今回は“三回目”になるが、会社から長期休暇をもらい、旅行の為に来た。母とではない。妻と来月六歳になる娘を連れて、思い出作りの為にやってきた。

生涯独身の覚悟もしていたのに、友人の紹介で知り合った女性と結婚し、今年で八年目になる。五年前には最愛のひとり娘が誕生し、忙しいが充実した日々を送っている。

数日前は赤ん坊だった気がするのに、娘の水鈴はしっかり意志を持って行動し、誰が相手でも話し掛ける。人だけでなく、もちろん物も。さすがに花はなくなったが、石像や動物には未だに嬉嬉として話し掛けている。
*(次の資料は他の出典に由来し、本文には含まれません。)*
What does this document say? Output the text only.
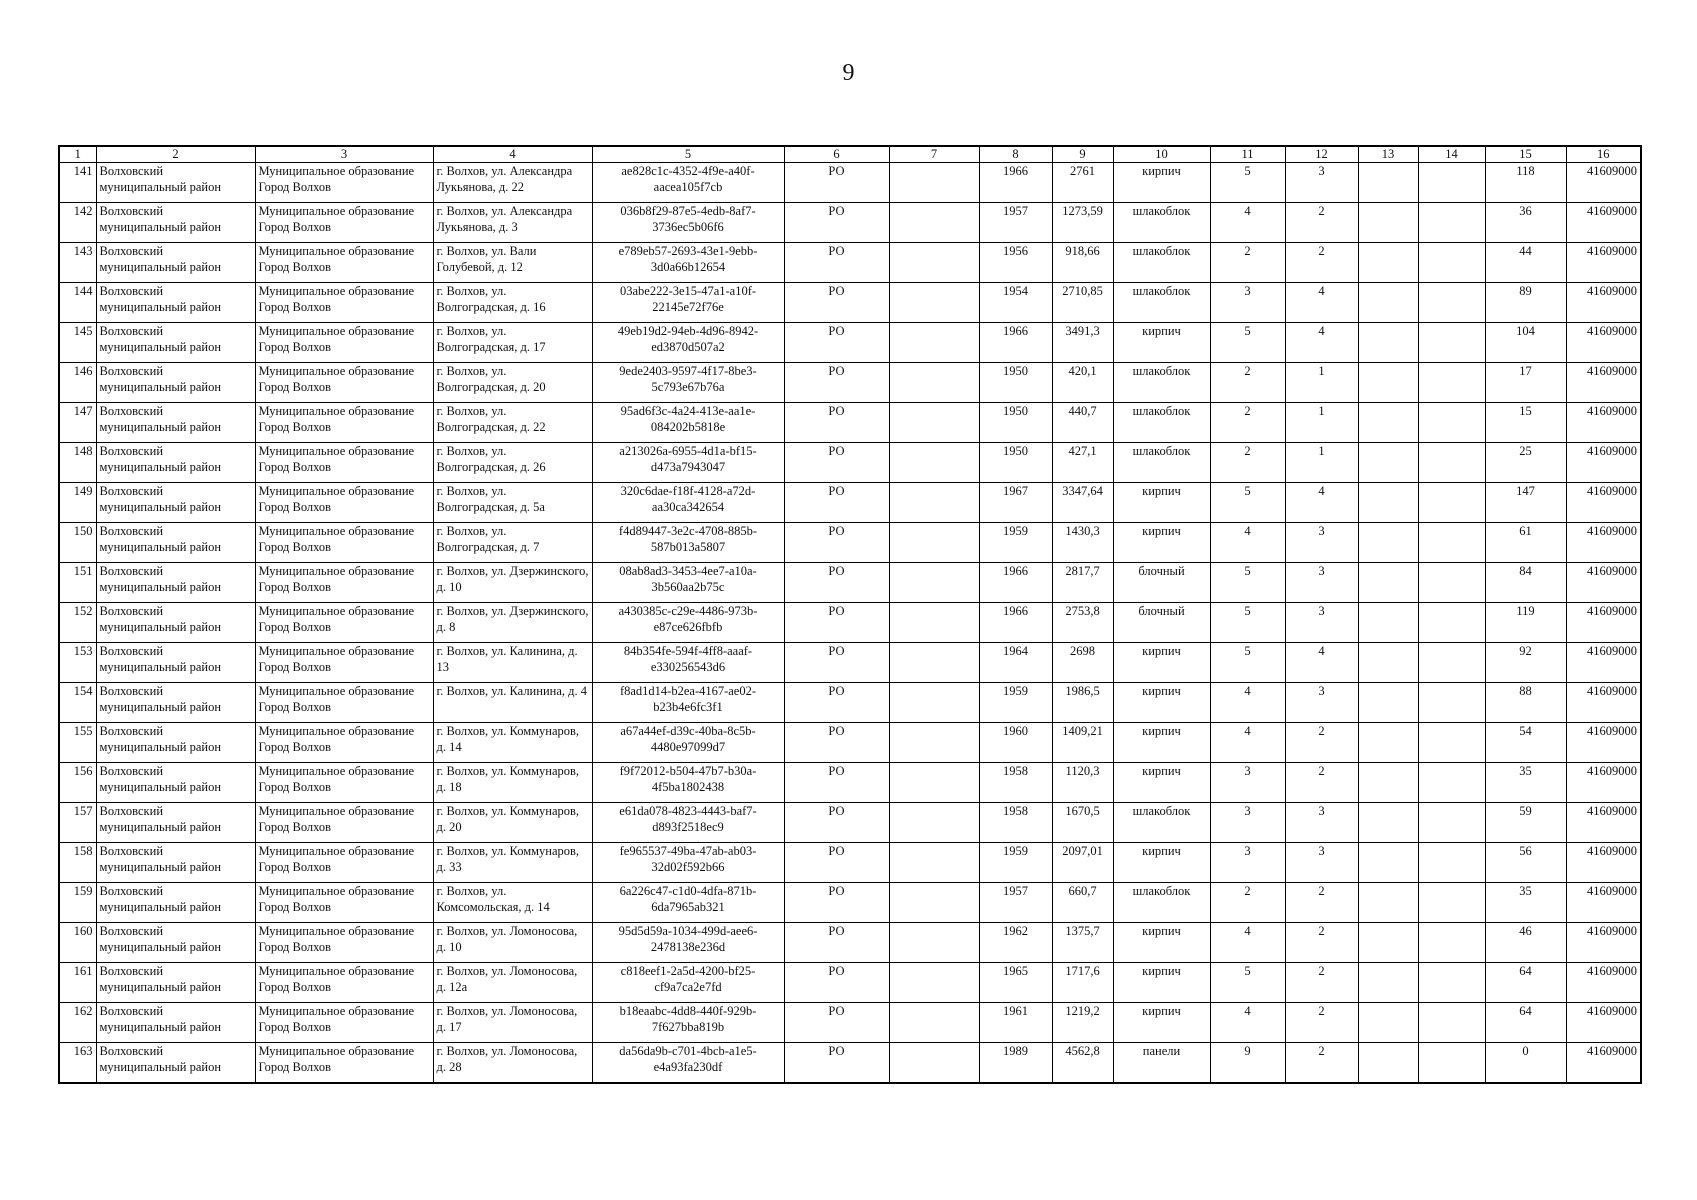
9
1	2	3	4	5	6	7	8	9	10	11	12	13	14	15	16
141	Волховский муниципальный район	Муниципальное образование Город Волхов	г. Волхов, ул. Александра Лукьянова, д. 22	ae828c1c-4352-4f9e-a40f-aacea105f7cb	РО		1966	2761	кирпич	5	3			118	41609000
142	Волховский муниципальный район	Муниципальное образование Город Волхов	г. Волхов, ул. Александра Лукьянова, д. 3	036b8f29-87e5-4edb-8af7-3736ec5b06f6	РО		1957	1273,59	шлакоблок	4	2			36	41609000
143	Волховский муниципальный район	Муниципальное образование Город Волхов	г. Волхов, ул. Вали Голубевой, д. 12	e789eb57-2693-43e1-9ebb-3d0a66b12654	РО		1956	918,66	шлакоблок	2	2			44	41609000
144	Волховский муниципальный район	Муниципальное образование Город Волхов	г. Волхов, ул. Волгоградская, д. 16	03abe222-3e15-47a1-a10f-22145e72f76e	РО		1954	2710,85	шлакоблок	3	4			89	41609000
145	Волховский муниципальный район	Муниципальное образование Город Волхов	г. Волхов, ул. Волгоградская, д. 17	49eb19d2-94eb-4d96-8942-ed3870d507a2	РО		1966	3491,3	кирпич	5	4			104	41609000
146	Волховский муниципальный район	Муниципальное образование Город Волхов	г. Волхов, ул. Волгоградская, д. 20	9ede2403-9597-4f17-8be3-5c793e67b76a	РО		1950	420,1	шлакоблок	2	1			17	41609000
147	Волховский муниципальный район	Муниципальное образование Город Волхов	г. Волхов, ул. Волгоградская, д. 22	95ad6f3c-4a24-413e-aa1e-084202b5818e	РО		1950	440,7	шлакоблок	2	1			15	41609000
148	Волховский муниципальный район	Муниципальное образование Город Волхов	г. Волхов, ул. Волгоградская, д. 26	a213026a-6955-4d1a-bf15-d473a7943047	РО		1950	427,1	шлакоблок	2	1			25	41609000
149	Волховский муниципальный район	Муниципальное образование Город Волхов	г. Волхов, ул. Волгоградская, д. 5а	320c6dae-f18f-4128-a72d-aa30ca342654	РО		1967	3347,64	кирпич	5	4			147	41609000
150	Волховский муниципальный район	Муниципальное образование Город Волхов	г. Волхов, ул. Волгоградская, д. 7	f4d89447-3e2c-4708-885b-587b013a5807	РО		1959	1430,3	кирпич	4	3			61	41609000
151	Волховский муниципальный район	Муниципальное образование Город Волхов	г. Волхов, ул. Дзержинского, д. 10	08ab8ad3-3453-4ee7-a10a-3b560aa2b75c	РО		1966	2817,7	блочный	5	3			84	41609000
152	Волховский муниципальный район	Муниципальное образование Город Волхов	г. Волхов, ул. Дзержинского, д. 8	a430385c-c29e-4486-973b-e87ce626fbfb	РО		1966	2753,8	блочный	5	3			119	41609000
153	Волховский муниципальный район	Муниципальное образование Город Волхов	г. Волхов, ул. Калинина, д. 13	84b354fe-594f-4ff8-aaaf-e330256543d6	РО		1964	2698	кирпич	5	4			92	41609000
154	Волховский муниципальный район	Муниципальное образование Город Волхов	г. Волхов, ул. Калинина, д. 4	f8ad1d14-b2ea-4167-ae02-b23b4e6fc3f1	РО		1959	1986,5	кирпич	4	3			88	41609000
155	Волховский муниципальный район	Муниципальное образование Город Волхов	г. Волхов, ул. Коммунаров, д. 14	a67a44ef-d39c-40ba-8c5b-4480e97099d7	РО		1960	1409,21	кирпич	4	2			54	41609000
156	Волховский муниципальный район	Муниципальное образование Город Волхов	г. Волхов, ул. Коммунаров, д. 18	f9f72012-b504-47b7-b30a-4f5ba1802438	РО		1958	1120,3	кирпич	3	2			35	41609000
157	Волховский муниципальный район	Муниципальное образование Город Волхов	г. Волхов, ул. Коммунаров, д. 20	e61da078-4823-4443-baf7-d893f2518ec9	РО		1958	1670,5	шлакоблок	3	3			59	41609000
158	Волховский муниципальный район	Муниципальное образование Город Волхов	г. Волхов, ул. Коммунаров, д. 33	fe965537-49ba-47ab-ab03-32d02f592b66	РО		1959	2097,01	кирпич	3	3			56	41609000
159	Волховский муниципальный район	Муниципальное образование Город Волхов	г. Волхов, ул. Комсомольская, д. 14	6a226c47-c1d0-4dfa-871b-6da7965ab321	РО		1957	660,7	шлакоблок	2	2			35	41609000
160	Волховский муниципальный район	Муниципальное образование Город Волхов	г. Волхов, ул. Ломоносова, д. 10	95d5d59a-1034-499d-aee6-2478138e236d	РО		1962	1375,7	кирпич	4	2			46	41609000
161	Волховский муниципальный район	Муниципальное образование Город Волхов	г. Волхов, ул. Ломоносова, д. 12а	c818eef1-2a5d-4200-bf25-cf9a7ca2e7fd	РО		1965	1717,6	кирпич	5	2			64	41609000
162	Волховский муниципальный район	Муниципальное образование Город Волхов	г. Волхов, ул. Ломоносова, д. 17	b18eaabc-4dd8-440f-929b-7f627bba819b	РО		1961	1219,2	кирпич	4	2			64	41609000
163	Волховский муниципальный район	Муниципальное образование Город Волхов	г. Волхов, ул. Ломоносова, д. 28	da56da9b-c701-4bcb-a1e5-e4a93fa230df	РО		1989	4562,8	панели	9	2			0	41609000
年々口が達者になり、ませた子になっている。これは自分と妻、どちらに似たんだろう。それともこの年頃の女の子は皆通る道なんだろうか。

たまに想像して可笑しくなるが、仮に息子が生まれていたとしても、恐らく似た部分があったと思う。


妻はスキンシップを怠らないから、直接の愛情表現が上手い。自分は逆だ。何よりこんな早くから娘にパパ気持ち悪いと言われたくないので、むしろドライに接するよう努めていた。

「すごいねー、本当に食べちゃった。お父さんにお礼言うのよ」

「美味しかった! パパありがとう!」

「はいはい」

娘の笑顔を受け、和成も笑って返した。彼女の頭を撫で、もう片手で妻の肩に手を添える。